Night of the Living Dead - Remix


imitating the dog and Leeds Playhouse
The Courtyard, Leeds Playhouse
to

The folk at imitating the dog can’t get enough of zombies. In their impressively multi-layered adaptation of Conrad’s Heart of Darkness, zombie movies were invoked as metaphors for capitalism’s mindless market forces and expansionism.

Now we see the company take on the adaptation—the “remixing”, in fact—of the grand-daddy of the zombie film, George A Romero’s 1968 Night of the Living Dead. Though by no means the first manifestation of these now ubiquitous creatures of the horror genre—and despite the word ‘zombie’ appearing nowhere in Romero’s film—the film did much to set the ground rules of these shambling, cannibalistic reanimations.

Pete Brooks and Andrew Quick’s method here is to assemble a cast of seven, arm them with cameras, props and costumes and set the film running. The original is displayed on one screen above the stage, with the live-feed of the onstage action on another immediately next to it, aiming to recreate it, shot-for-shot, as closely as possible.

Apart from a large, functional staircase unit, Laura Hopkins’s set design is mostly bare, with the walls made of long vertical strips which put me in mind of the staging of David Byrne’s superlative American Utopia tour: simple but flexible, and built to play well with Andrew Crofts’s lighting and Simon Wainwright’s projections.
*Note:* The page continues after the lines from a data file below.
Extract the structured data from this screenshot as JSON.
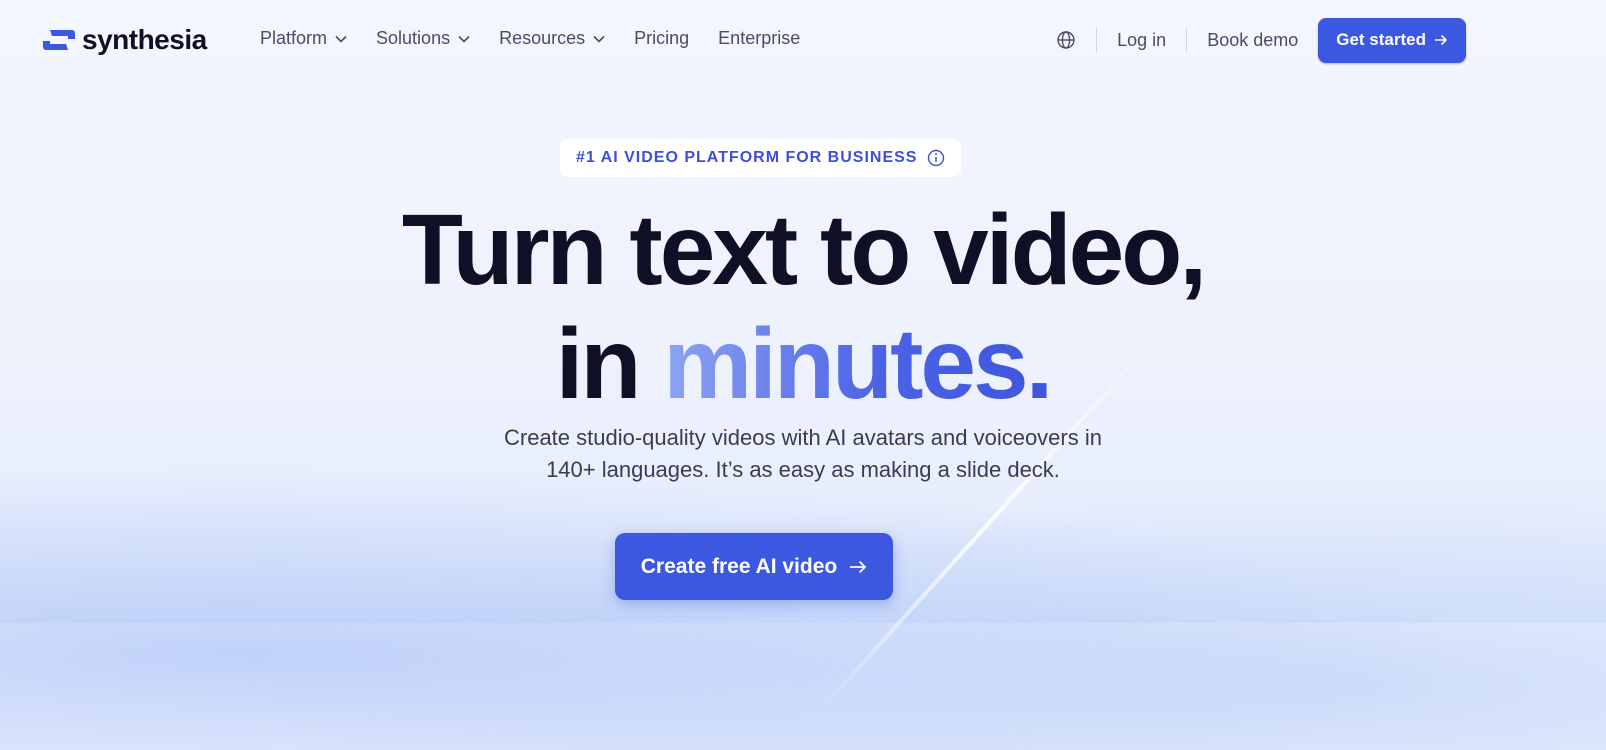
{
  "brand": {
    "name": "synthesia",
    "color": "#3d58e0"
  },
  "nav": {
    "items": [
      {
        "label": "Platform",
        "has_dropdown": true
      },
      {
        "label": "Solutions",
        "has_dropdown": true
      },
      {
        "label": "Resources",
        "has_dropdown": true
      },
      {
        "label": "Pricing",
        "has_dropdown": false
      },
      {
        "label": "Enterprise",
        "has_dropdown": false
      }
    ],
    "language_icon": "globe-icon",
    "login": "Log in",
    "book_demo": "Book demo",
    "get_started": "Get started"
  },
  "hero": {
    "badge": "#1 AI VIDEO PLATFORM FOR BUSINESS",
    "badge_icon": "info-icon",
    "headline_line1": "Turn text to video,",
    "headline_line2_prefix": "in ",
    "headline_line2_accent": "minutes.",
    "subtitle_line1": "Create studio-quality videos with AI avatars and voiceovers in",
    "subtitle_line2": "140+ languages. It’s as easy as making a slide deck.",
    "cta": "Create free AI video"
  },
  "colors": {
    "accent": "#3d58e0",
    "text": "#0f1026",
    "muted": "#4a4d62"
  }
}
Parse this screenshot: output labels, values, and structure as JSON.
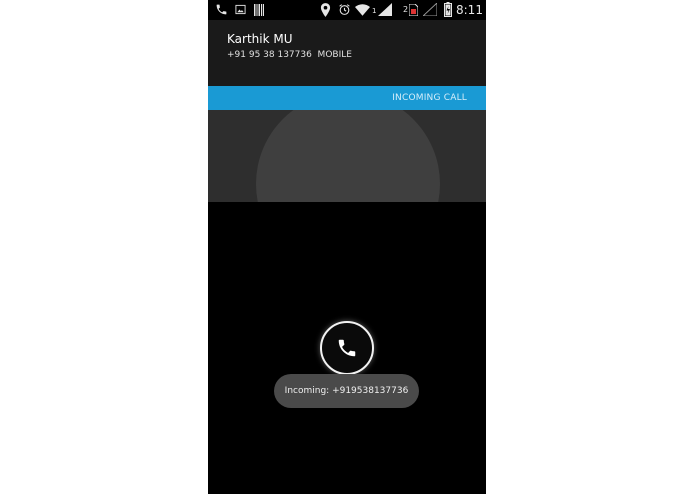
{
  "status_bar": {
    "time": "8:11",
    "sim1_label": "1",
    "sim2_label": "2",
    "icons": [
      "phone-icon",
      "image-icon",
      "barcode-icon",
      "location-icon",
      "alarm-icon",
      "wifi-icon",
      "signal-icon",
      "sim-card-icon",
      "no-signal-icon",
      "battery-icon"
    ]
  },
  "caller": {
    "name": "Karthik MU",
    "number": "+91 95 38 137736  MOBILE"
  },
  "call_state": {
    "label": "INCOMING CALL",
    "accent_color": "#1a9ad4"
  },
  "actions": {
    "answer_icon": "phone-icon"
  },
  "toast": {
    "text": "Incoming: +919538137736"
  }
}
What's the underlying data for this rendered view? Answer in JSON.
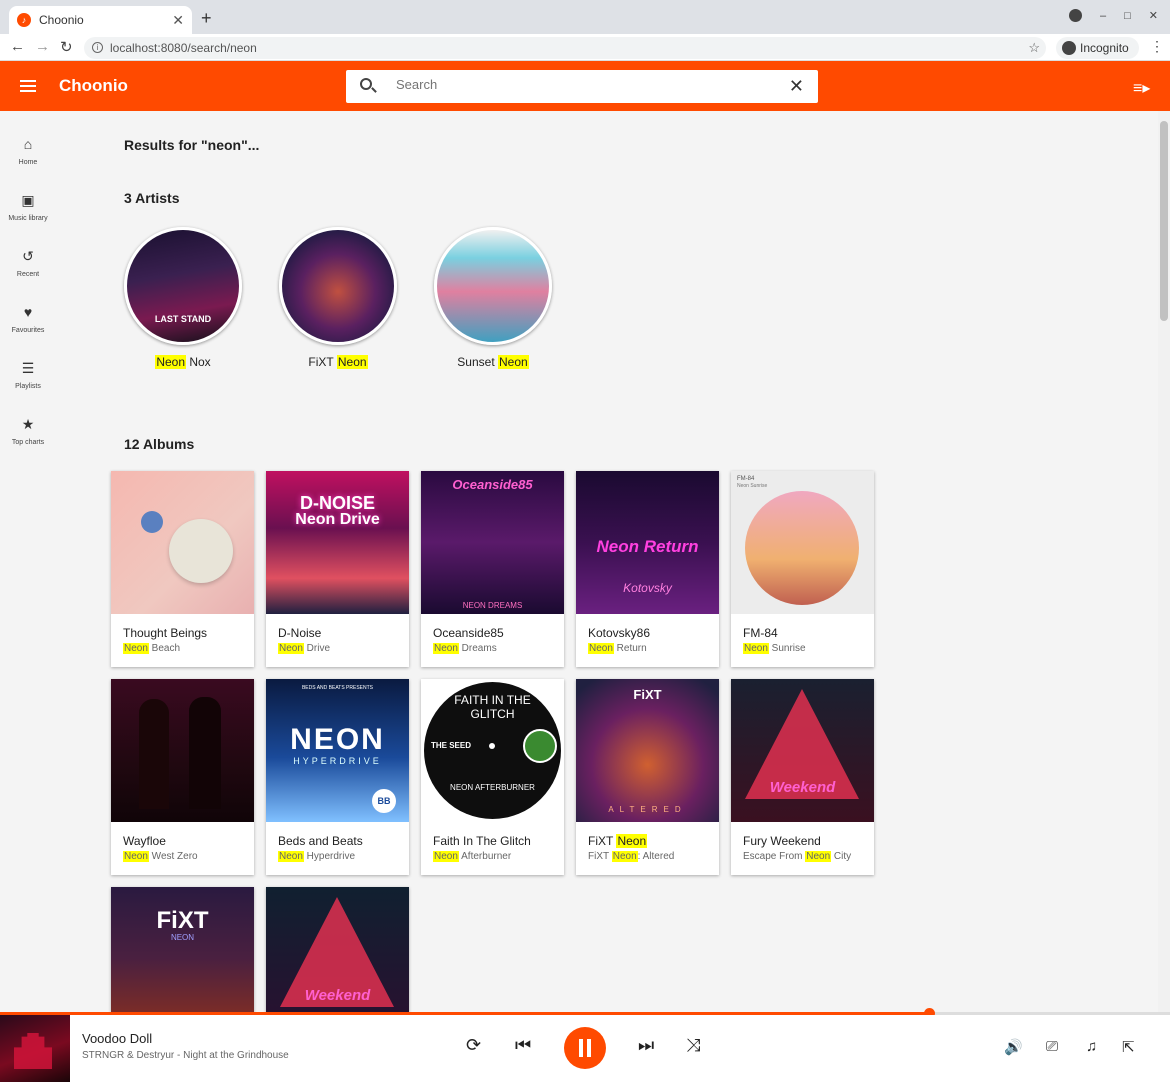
{
  "browser": {
    "tab_title": "Choonio",
    "new_tab": "+",
    "url": "localhost:8080/search/neon",
    "profile": "Incognito"
  },
  "app": {
    "brand": "Choonio",
    "search_placeholder": "Search",
    "accent": "#ff4a00"
  },
  "sidebar": {
    "items": [
      {
        "label": "Home",
        "icon": "home-icon",
        "glyph": "⌂"
      },
      {
        "label": "Music library",
        "icon": "library-icon",
        "glyph": "▣"
      },
      {
        "label": "Recent",
        "icon": "history-icon",
        "glyph": "↺"
      },
      {
        "label": "Favourites",
        "icon": "heart-icon",
        "glyph": "♥"
      },
      {
        "label": "Playlists",
        "icon": "list-icon",
        "glyph": "☰"
      },
      {
        "label": "Top charts",
        "icon": "star-icon",
        "glyph": "★"
      }
    ]
  },
  "search": {
    "results_title": "Results for \"neon\"...",
    "artists_title": "3 Artists",
    "albums_title": "12 Albums"
  },
  "artists": [
    {
      "pre": "",
      "hl": "Neon",
      "post": " Nox"
    },
    {
      "pre": "FiXT ",
      "hl": "Neon",
      "post": ""
    },
    {
      "pre": "Sunset ",
      "hl": "Neon",
      "post": ""
    }
  ],
  "albums": [
    {
      "artist_pre": "Thought Beings",
      "artist_hl": "",
      "artist_post": "",
      "title_pre": "",
      "title_hl": "Neon",
      "title_post": " Beach"
    },
    {
      "artist_pre": "D-Noise",
      "artist_hl": "",
      "artist_post": "",
      "title_pre": "",
      "title_hl": "Neon",
      "title_post": " Drive"
    },
    {
      "artist_pre": "Oceanside85",
      "artist_hl": "",
      "artist_post": "",
      "title_pre": "",
      "title_hl": "Neon",
      "title_post": " Dreams"
    },
    {
      "artist_pre": "Kotovsky86",
      "artist_hl": "",
      "artist_post": "",
      "title_pre": "",
      "title_hl": "Neon",
      "title_post": " Return"
    },
    {
      "artist_pre": "FM-84",
      "artist_hl": "",
      "artist_post": "",
      "title_pre": "",
      "title_hl": "Neon",
      "title_post": " Sunrise"
    },
    {
      "artist_pre": "Wayfloe",
      "artist_hl": "",
      "artist_post": "",
      "title_pre": "",
      "title_hl": "Neon",
      "title_post": " West Zero"
    },
    {
      "artist_pre": "Beds and Beats",
      "artist_hl": "",
      "artist_post": "",
      "title_pre": "",
      "title_hl": "Neon",
      "title_post": " Hyperdrive"
    },
    {
      "artist_pre": "Faith In The Glitch",
      "artist_hl": "",
      "artist_post": "",
      "title_pre": "",
      "title_hl": "Neon",
      "title_post": " Afterburner"
    },
    {
      "artist_pre": "FiXT ",
      "artist_hl": "Neon",
      "artist_post": "",
      "title_pre": "FiXT ",
      "title_hl": "Neon",
      "title_post": ": Altered"
    },
    {
      "artist_pre": "Fury Weekend",
      "artist_hl": "",
      "artist_post": "",
      "title_pre": "Escape From ",
      "title_hl": "Neon",
      "title_post": " City"
    },
    {
      "artist_pre": "",
      "artist_hl": "",
      "artist_post": "",
      "title_pre": "",
      "title_hl": "",
      "title_post": ""
    },
    {
      "artist_pre": "",
      "artist_hl": "",
      "artist_post": "",
      "title_pre": "",
      "title_hl": "",
      "title_post": ""
    }
  ],
  "album_art_text": {
    "dnoise": "D-NOISE",
    "dnoise2": "Neon Drive",
    "oceanside": "Oceanside85",
    "oceanside2": "NEON DREAMS",
    "kotovsky": "Neon Return",
    "kotovsky2": "Kotovsky",
    "fm84": "FM-84",
    "fm84b": "Neon Sunrise",
    "beds1": "BEDS AND BEATS PRESENTS",
    "beds2": "NEON",
    "beds3": "HYPERDRIVE",
    "beds4": "BB",
    "glitch1": "FAITH IN THE",
    "glitch2": "GLITCH",
    "glitch3": "THE SEED",
    "glitch4": "NEON AFTERBURNER",
    "fixt": "FiXT",
    "fixt_altered": "ALTERED",
    "fixt_neon": "NEON",
    "fury": "Weekend",
    "nox": "LAST STAND"
  },
  "player": {
    "title": "Voodoo Doll",
    "artist": "STRNGR & Destryur",
    "album": "Night at the Grindhouse",
    "separator": " - ",
    "progress": 0.794
  }
}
The walls, then, become further screens, which function both to generate fluidly-shifting backdrops for the live action, and to introduce additional footage outwith the original film or its on-stage recreation.

This footage is where the team engage in the “remixing” of the show’s title, with iconic moments of American history blasted large across the set. The evening starts, in fact, with a recreation not of the film itself, but of archive news footage announcing Kennedy’s assassination. When Night of the Living Dead itself kicks in, its odd, ponderous opening shots of a car approaching a graveyard are hence shadowed by those of the presidential motorcade.

To say too much more of these moments of juxtaposition and commentary would rob the show of some of its power, but the invocation of various high-profile assassinations, as well as the long, bleak history of race-related violence, adds depth to what would otherwise be simply an entertaining—and technically astounding—exercise.

The aesthetic is modern, but tinged with VHS artefacts and the flickering of celluloid, and the show is compelling throughout. It was only at the end that I realised how fully my attention had been gripped, not only by the above-mentioned historical contexts offered, but by the sheer thrill of the endeavour: to recreate, shot by shot and in real time, this film.

The ensemble members make the attempt with incredible focus and technical skill. As they multi-role between the central cast and the shambling “ghouls” attacking the homestead in which the protagonists are holed up, there is joy in the accuracy of some moments of synchronicity. When the action starts to drift—particularly in the business of shoring up the house and when ghouls start to break through the defences—there’s still pleasure, though you yearn for them to get back on track.

In our podcast discussion, one of the performers, Morven Macbeth, spoke about the choreographic precision demanded by the show, but it was only in viewing the piece that this truly came home to me. There is an odd, utterly unique pleasure in letting one’s attention switch between the original film, the livestreamed remix, and the busy stage action. When the film calls for shot-reverse-shot sequences, performers have to bob up and down, or flick between 90-degree angles to ensure the composition is maintained when the camera cuts.

It is hugely satisfying to watch this team tackle the task while the original ticks away “like a colossal metronome”, as co-directors Brooks and Quick put it. Morgan Bailey takes on the central role of Ben with softly-spoken intensity, while Laura Atherton is impeccably precise in her recreation of Barbara. Matt Prendergast plays a range of roles, notably the nervy, bullish Harry Cooper; his vocal and physical performance is often spot-on, though his face is almost too irrepressibly mobile to recreate the stony original.

Luke Bigg, Will Holstead and Morven Macbeth are all excellent too, with Macbeth in particular extremely accurate as Cooper’s wife, Helen, a moderating force as she tends their sick daughter in the cellar. Adela Rajnović has a great turn as a splendidly awkward newscaster, as well as the aforementioned daughter.

Singling out any cast member, though, feels inappropriate given the sheer team effort it takes to keep the show on the rails. They pass cameras to each other, manoeuvre props and set items, act as stand-ins for over-the-shoulder shots, and indeed share duties as some characters where reverse shots are called for. Laura Hopkins’s costume does great work here and there are delightful details—look out for Cooper’s tie. It feels like a gang at work, as they go about this frivolous / serious task with a rough and ready but dedicated approach, itself so fitting for the original: Romero and his gang would surely have approved.